Roma começou como uma pequena cidade-estado na Itália, cercada por inimigos. Sua sobrevivência inicial dependeu da Legião. Ao contrário da rígida falange grega, que quebrava se perdesse a formação, o sistema de manípulo romano era flexível. Era como uma "falange com articulações", capaz de se adaptar a terrenos acidentados e manobras de flanco.

Uma Legião consistia em cerca de 5.000 soldados de infantaria pesada, apoiados por engenheiros, artilharia e cavalaria. Os legionários eram soldados profissionais, servindo por 25 anos. Eles estavam equipados com o gladius (espada curta), o pilum (dardo pesado) e o scutum (um enorme escudo curvo).

Mas sua maior arma era a pá. Os romanos lutavam tanto com engenharia quanto com aço. Todas as noites, não importava o quão cansados estivessem, construíam um acampamento fortificado. Construíam pontes para atravessar rios e muros para cercar os inimigos. Essa disciplina implacável permitiu que Roma absorvesse derrotas catastróficas e continuasse lutando até vencer.

O Legionário

5.000 Homens por Legião
25 Anos de Serviço

Aníbal aos Portões

A maior ameaça existencial de Roma veio de Cartago, um império marítimo no Norte da África. O conflito abrangeu mais de um século em três Guerras Púnicas. Na Segunda Guerra Púnica (218-201 a.C.), o general cartaginês Aníbal Barca realizou o impossível: marchou com um exército, incluindo elefantes de guerra, sobre os nevados Alpes e para a Itália.

Aníbal passou 15 anos na Itália, destruindo exército romano após exército romano. Na Batalha de Canas, ele cercou e massacrou 50.000 romanos em um único dia — possivelmente a maior obra-prima tática da história. Foi um trauma nacional para Roma.

Mas Roma recusou-se a render-se. Sob Cipião Africano, reconstruíram seus exércitos, invadiram a África e finalmente derrotaram Aníbal em Zama. Décadas depois, apenas para enviar uma mensagem, Roma destruiu Cartago completamente, queimando a cidade até o chão.

Aníbal

"Eu sei como obter uma vitória, Aníbal, mas não como usá-la." - Maarbal

  • Vitória: Canas
  • Derrota: Zama

A Conquista da Gália por César

Em 58 a.C., o ambicioso general Júlio César marchou para o norte para conquistar a Gália (a França moderna). Foi uma campanha brutal de 8 anos destinada a aumentar seu poder político em Roma. César moveu-se com uma velocidade aterrorizante, construindo pontes sobre o Reno e invadindo a Grã-Bretanha apenas para mostrar que podia.

O clímax veio no Cerco de Alesia em 52 a.C. César prendeu o rei gaulês Vercingetórix em uma fortaleza no topo de uma colina. Quando um enorme exército de socorro gaulês chegou para atacar César por trás, César ordenou que seus homens construíssem uma segunda muralha ao redor de seu próprio exército. Os romanos lutaram de costas um para o outro, enfrentando tanto a cidade sitiada quanto a força de socorro.
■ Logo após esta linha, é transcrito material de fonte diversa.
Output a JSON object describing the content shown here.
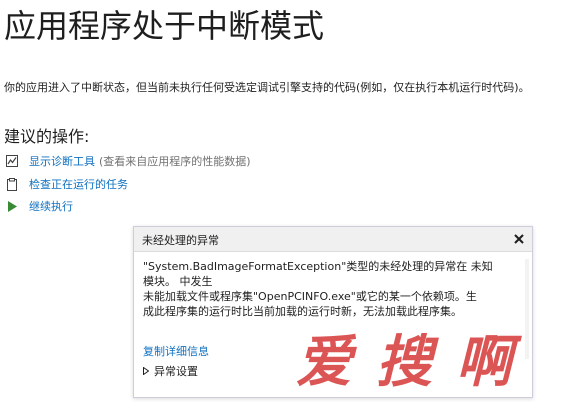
{
  "page": {
    "title": "应用程序处于中断模式",
    "description": "你的应用进入了中断状态，但当前未执行任何受选定调试引擎支持的代码(例如，仅在执行本机运行时代码)。"
  },
  "actions": {
    "heading": "建议的操作:",
    "items": [
      {
        "icon": "diagnostics-icon",
        "label": "显示诊断工具",
        "hint": "(查看来自应用程序的性能数据)"
      },
      {
        "icon": "clipboard-icon",
        "label": "检查正在运行的任务",
        "hint": ""
      },
      {
        "icon": "play-icon",
        "label": "继续执行",
        "hint": ""
      }
    ]
  },
  "exception_popup": {
    "title": "未经处理的异常",
    "message_lines": [
      "\"System.BadImageFormatException\"类型的未经处理的异常在 未知",
      "模块。 中发生",
      "未能加载文件或程序集\"OpenPCINFO.exe\"或它的某一个依赖项。生",
      "成此程序集的运行时比当前加载的运行时新，无法加载此程序集。"
    ],
    "copy_details_label": "复制详细信息",
    "exception_settings_label": "异常设置"
  },
  "watermark": {
    "text": "爱搜啊"
  },
  "colors": {
    "link": "#0e70c0",
    "play": "#388a34",
    "watermark": "#d43030"
  }
}
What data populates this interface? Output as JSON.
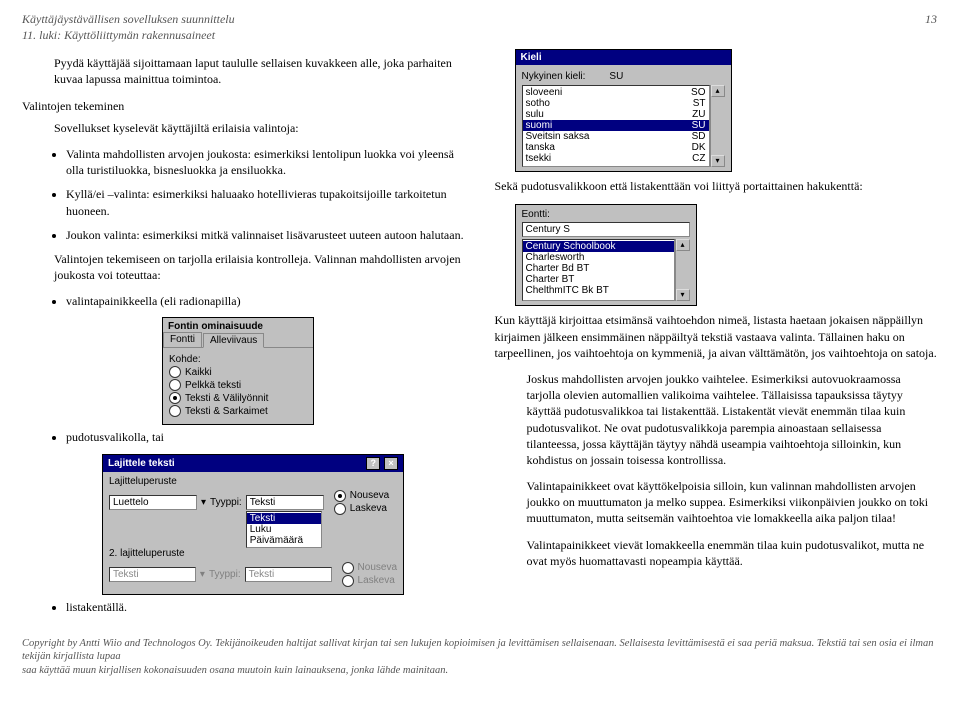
{
  "header": {
    "line1": "Käyttäjäystävällisen sovelluksen suunnittelu",
    "line2": "11. luki: Käyttöliittymän rakennusaineet",
    "page": "13"
  },
  "left": {
    "intro": "Pyydä käyttäjää sijoittamaan laput taululle sellaisen kuvakkeen alle, joka parhaiten kuvaa lapussa mainittua toimintoa.",
    "heading1": "Valintojen tekeminen",
    "p1": "Sovellukset kyselevät käyttäjiltä erilaisia valintoja:",
    "bullets1": [
      "Valinta mahdollisten arvojen joukosta: esimerkiksi lentolipun luokka voi yleensä olla turistiluokka, bisnesluokka ja ensiluokka.",
      "Kyllä/ei –valinta: esimerkiksi haluaako hotellivieras tupakoitsijoille tarkoitetun huoneen.",
      "Joukon valinta: esimerkiksi mitkä valinnaiset lisävarusteet uuteen autoon halutaan."
    ],
    "p2": "Valintojen tekemiseen on tarjolla erilaisia kontrolleja. Valinnan mahdollisten arvojen joukosta voi toteuttaa:",
    "bullets2": [
      "valintapainikkeella (eli radionapilla)",
      "pudotusvalikolla, tai",
      "listakentällä."
    ]
  },
  "ui_fontprops": {
    "title": "Fontin ominaisuude",
    "tab1": "Fontti",
    "tab2": "Alleviivaus",
    "groupLabel": "Kohde:",
    "radios": [
      "Kaikki",
      "Pelkkä teksti",
      "Teksti & Välilyönnit",
      "Teksti & Sarkaimet"
    ],
    "selected": 2
  },
  "ui_sort": {
    "title": "Lajittele teksti",
    "l1": "Lajitteluperuste",
    "l2": "2. lajitteluperuste",
    "typeLabel": "Tyyppi:",
    "field1": "Luettelo",
    "field2": "Teksti",
    "typeSel": "Teksti",
    "typeOptions": [
      "Teksti",
      "Luku",
      "Päivämäärä"
    ],
    "disabledType": "Teksti",
    "orderAsc": "Nouseva",
    "orderDesc": "Laskeva"
  },
  "right": {
    "intro": "Sekä pudotusvalikkoon että listakenttään voi liittyä portaittainen hakukenttä:",
    "p1": "Kun käyttäjä kirjoittaa etsimänsä vaihtoehdon nimeä, listasta haetaan jokaisen näppäillyn kirjaimen jälkeen ensimmäinen näppäiltyä tekstiä vastaava valinta. Tällainen haku on tarpeellinen, jos vaihtoehtoja on kymmeniä, ja aivan välttämätön, jos vaihtoehtoja on satoja.",
    "p2": "Joskus mahdollisten arvojen joukko vaihtelee. Esimerkiksi autovuokraamossa tarjolla olevien automallien valikoima vaihtelee. Tällaisissa tapauksissa täytyy käyttää pudotusvalikkoa tai listakenttää. Listakentät vievät enemmän tilaa kuin pudotusvalikot. Ne ovat pudotusvalikkoja parempia ainoastaan sellaisessa tilanteessa, jossa käyttäjän täytyy nähdä useampia vaihtoehtoja silloinkin, kun kohdistus on jossain toisessa kontrollissa.",
    "p3": "Valintapainikkeet ovat käyttökelpoisia silloin, kun valinnan mahdollisten arvojen joukko on muuttumaton ja melko suppea. Esimerkiksi viikonpäivien joukko on toki muuttumaton, mutta seitsemän vaihtoehtoa vie lomakkeella aika paljon tilaa!",
    "p4": "Valintapainikkeet vievät lomakkeella enemmän tilaa kuin pudotusvalikot, mutta ne ovat myös huomattavasti nopeampia käyttää."
  },
  "ui_lang": {
    "title": "Kieli",
    "currentLabel": "Nykyinen kieli:",
    "current": "SU",
    "items": [
      [
        "sloveeni",
        "SO"
      ],
      [
        "sotho",
        "ST"
      ],
      [
        "sulu",
        "ZU"
      ],
      [
        "suomi",
        "SU"
      ],
      [
        "Sveitsin saksa",
        "SD"
      ],
      [
        "tanska",
        "DK"
      ],
      [
        "tsekki",
        "CZ"
      ]
    ],
    "selectedIndex": 3
  },
  "ui_font": {
    "label": "Eontti:",
    "input": "Century S",
    "options": [
      "Century Schoolbook",
      "Charlesworth",
      "Charter Bd BT",
      "Charter BT",
      "ChelthmITC Bk BT"
    ]
  },
  "footer": {
    "l1": "Copyright by Antti Wiio and Technologos Oy.   Tekijänoikeuden haltijat sallivat kirjan tai sen lukujen kopioimisen ja levittämisen sellaisenaan.  Sellaisesta levittämisestä ei saa periä maksua.  Tekstiä tai sen osia ei ilman tekijän kirjallista lupaa",
    "l2": "saa käyttää muun kirjallisen kokonaisuuden osana muutoin kuin lainauksena, jonka lähde mainitaan."
  }
}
Ele venceu. A vitória trouxe imensa riqueza para Roma e deu a César a lealdade fanática do exército — lealdade que ele usaria para cruzar o Rubicão, desencadear uma guerra civil e acabar com a República Romana.

Veni, Vidi, Vici

"Eu vim, eu vi, eu venci."

  • Cerco: Alesia
  • Rival: Vercingetórix

Morte da República

A expansão de Roma quebrou seu sistema político. Generais poderosos voltaram seus exércitos contra o estado. Primeiro César derrotou Pompeu, pondo fim à República. Após o assassinato de César, seu sobrinho Otaviano derrotou Marco Antônio e Cleópatra em Ácio.

Otaviano tornou-se Augusto, o primeiro Imperador. Isso inaugurou a Pax Romana ("Paz Romana"), uma era de ouro de relativa estabilidade que durou 200 anos. As legiões guardavam as fronteiras, da Muralha de Adriano na Grã-Bretanha aos desertos da Síria.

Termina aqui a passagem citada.